Why can't my baby transfer asleep from car to cot?

Kinderling News & Features

You’d be forgiven for thinking that being a parent is actually just an obsession with sleep. Indeed, after getting your baby to sleep through the night, the car-to-cot transfer has to be the second parenting #holygrail.

But just like sleeping through the night, the art of keeping your baby or toddler asleep from car to cot, is a delicate one.

Your best chance of success is doing it at night, Mothercraft nurse Chris Minogue told Kinderling.

“The reason it’s more successful at night is because babies and toddlers enter their deep night sleep phase,” says Chris.

Babies versus toddler

Age and stage are also vital considerations in weighing up the success of the transfer.

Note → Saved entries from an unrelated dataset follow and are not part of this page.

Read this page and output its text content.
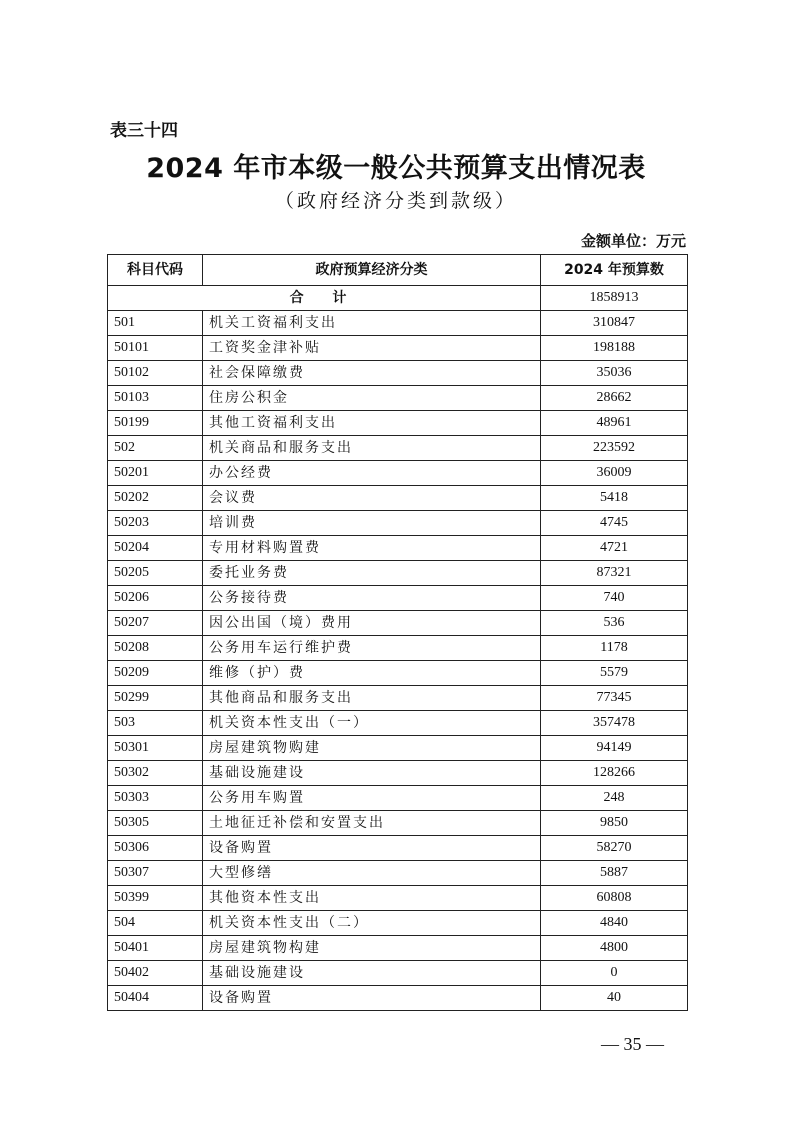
表三十四
2024 年市本级一般公共预算支出情况表
（政府经济分类到款级）
金额单位：万元
科目代码	政府预算经济分类	2024 年预算数
合 计		1858913
501	机关工资福利支出	310847
50101	工资奖金津补贴	198188
50102	社会保障缴费	35036
50103	住房公积金	28662
50199	其他工资福利支出	48961
502	机关商品和服务支出	223592
50201	办公经费	36009
50202	会议费	5418
50203	培训费	4745
50204	专用材料购置费	4721
50205	委托业务费	87321
50206	公务接待费	740
50207	因公出国（境）费用	536
50208	公务用车运行维护费	1178
50209	维修（护）费	5579
50299	其他商品和服务支出	77345
503	机关资本性支出（一）	357478
50301	房屋建筑物购建	94149
50302	基础设施建设	128266
50303	公务用车购置	248
50305	土地征迁补偿和安置支出	9850
50306	设备购置	58270
50307	大型修缮	5887
50399	其他资本性支出	60808
504	机关资本性支出（二）	4840
50401	房屋建筑物构建	4800
50402	基础设施建设	0
50404	设备购置	40
— 35 —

“If you have a baby under six months of age, then you will need to re-feed them to get them back to sleep (after you’ve come inside from the car.)”

Listen to the Tresillian approach to sleep on Kinderling Conversation

Parents of toddlers have an advantage here

“Toddlers are in the deepest stage of their sleep pattern in the early hours (so, 2 to 3 hours after falling asleep),” says Chris.

“You could get him out of the car and take shoes off and almost into PJs. He may jolt awake but he won’t be fully woken up. He’s awake but not awake enough to fully wake up.”

Got a 5+ hour car journey? Start in the late afternoon

Say you’re heading off on holidays with a toddler and a baby under one year; Chris recommends stalling departure till late in the afternoon, rather than the morning.

“Start around 3pm and drive for two hours. Then stop for an hour for dinner somewhere, put the kids in their PJs and start driving again. Once they’re asleep, you then have a good couple of hours to finish your journey while they are fast asleep,” says Chris.

NB: Just remember to consider the road conditions and ensure you’ve had adequate rest.